Should you really being doing everything that you’re doing, or have you taken on too much?
As the world gets increasingly more complex, this question is more important than ever. I’m finding that clients simply can’t muster the time, mojo or drive to do those tasks they used to take on even though they disliked doing them. In this time where major civil unrest and a pandemic basically side swipe us energetically, most of us are having a really hard time “getting shit done” even if that’s normally our M.O. In many cases, it’s giving my clients that permission to (finally!) let go of those things that they really don’t want to do. Yet some of those things are important for their business and their life to function on all cylinders. Quite the conundrum.
The reality is, so many of my clients are busier than ever. They juggle a full client load, re-engineering their in-person work to be engaging in a virtual environment, working on growing their businesses, and possibly even a family and homeschooling. In “normal” times, I often have to remind my clients that doing more of the same thing is not going to get them where they want to go. If you want to grow, you have to let go. But now, with more on your plate than ever, it’s a good time to look at the things on your to-do list ask yourself, “Just because I can do this, does it mean I should be the one to do it?”

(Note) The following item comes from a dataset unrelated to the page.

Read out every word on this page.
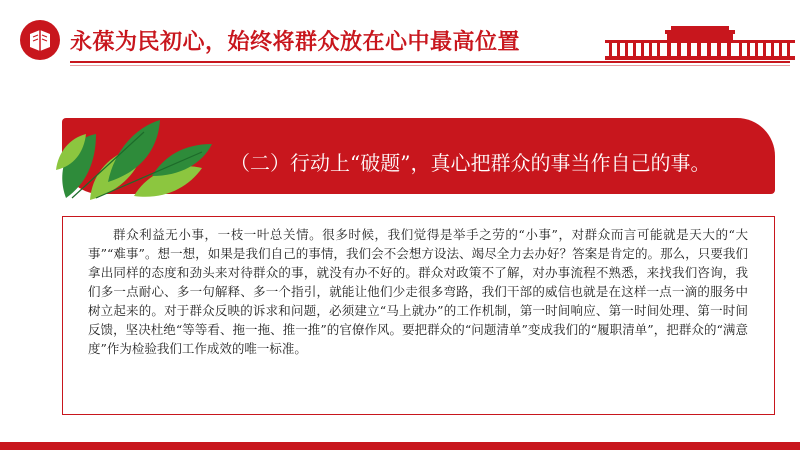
永葆为民初心，始终将群众放在心中最高位置
（二）行动上“破题”，真心把群众的事当作自己的事。

群众利益无小事，一枝一叶总关情。很多时候，我们觉得是举手之劳的“小事”，对群众而言可能就是天大的“大事”“难事”。想一想，如果是我们自己的事情，我们会不会想方设法、竭尽全力去办好？答案是肯定的。那么，只要我们拿出同样的态度和劲头来对待群众的事，就没有办不好的。群众对政策不了解，对办事流程不熟悉，来找我们咨询，我们多一点耐心、多一句解释、多一个指引，就能让他们少走很多弯路，我们干部的威信也就是在这样一点一滴的服务中树立起来的。对于群众反映的诉求和问题，必须建立“马上就办”的工作机制，第一时间响应、第一时间处理、第一时间反馈，坚决杜绝“等等看、拖一拖、推一推”的官僚作风。要把群众的“问题清单”变成我们的“履职清单”，把群众的“满意度”作为检验我们工作成效的唯一标准。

This is where the 4 D’s come into play.
Now, I didn’t coin these, I’m just borrowing them. I have been using them for 20 years, and when doing a Google search I see a lot of people talking about them but no reference to who coined them. I wish I could give credit to the clever mind that created this!
The 4 D’s:
When there is something I want to get done,
do I DO it, DELEGATE it, DATE it, or DUMP it?
Most really successful people pride themselves on how much capacity they have to get things done. They will likely even insist that “no one else” can do it. But when hard pressed, when there’s no more space or energy to give, it’s amazing what you can actually delegate to someone else!
So if there’s any part of you that thinks you have to do it yourself, stop and reflect, “Is that really true?”
As an example, about six years ago I was able to hire an assistant whose job it was to transcribe my handwritten notes into typed notes for one of my Strategic Alliances that required me to have written notes on each client call.
My other coaching colleagues just typed them in as they coached but I knew that this would not work for me as it was very important for me not to be in front of a computer while I was coaching my clients. I tried dictating them with transcription software and that was equally as challenging and took just as much time. This was a task that took me about 10 hours a month to complete, and it was my least favorite thing in the world to do, but for a long time I thought I had to do it. I thought that no one else would be able to “get” what I had written and be able to translate it into useful information for my colleagues.
When I finally brought on the assistant, there absolutely was a calibration process. It took a few months for her to understand what I wanted her to do, be able to translate my language into layman’s terms and create notes in the system that were even better than mine. But after that, she got it, and it saved me 120 hours a year and a truckload of strife. I got three weeks of my life back for $1800 a year. It was completely worth it!
And by the way, I mostly used those three weeks to take more time off.
This week, look at the tasks on your plate and ask yourself, “What are the things that I don’t like and that I am not good at?” These really are the first tasks to look at delegating. Often, tasks like bookkeeping come up in this category. Start to explore how you might delegate these tasks to move them off your plate.
After that, look at the things you’re good at but that you don’t like. These are energy sucks. Can you delegate any of those tasks?
If you adopt these principles, you will not only save time and energy, but you’ll have a more joyous experience of your business. And remember the mantra, “just because I can, does it mean I should!”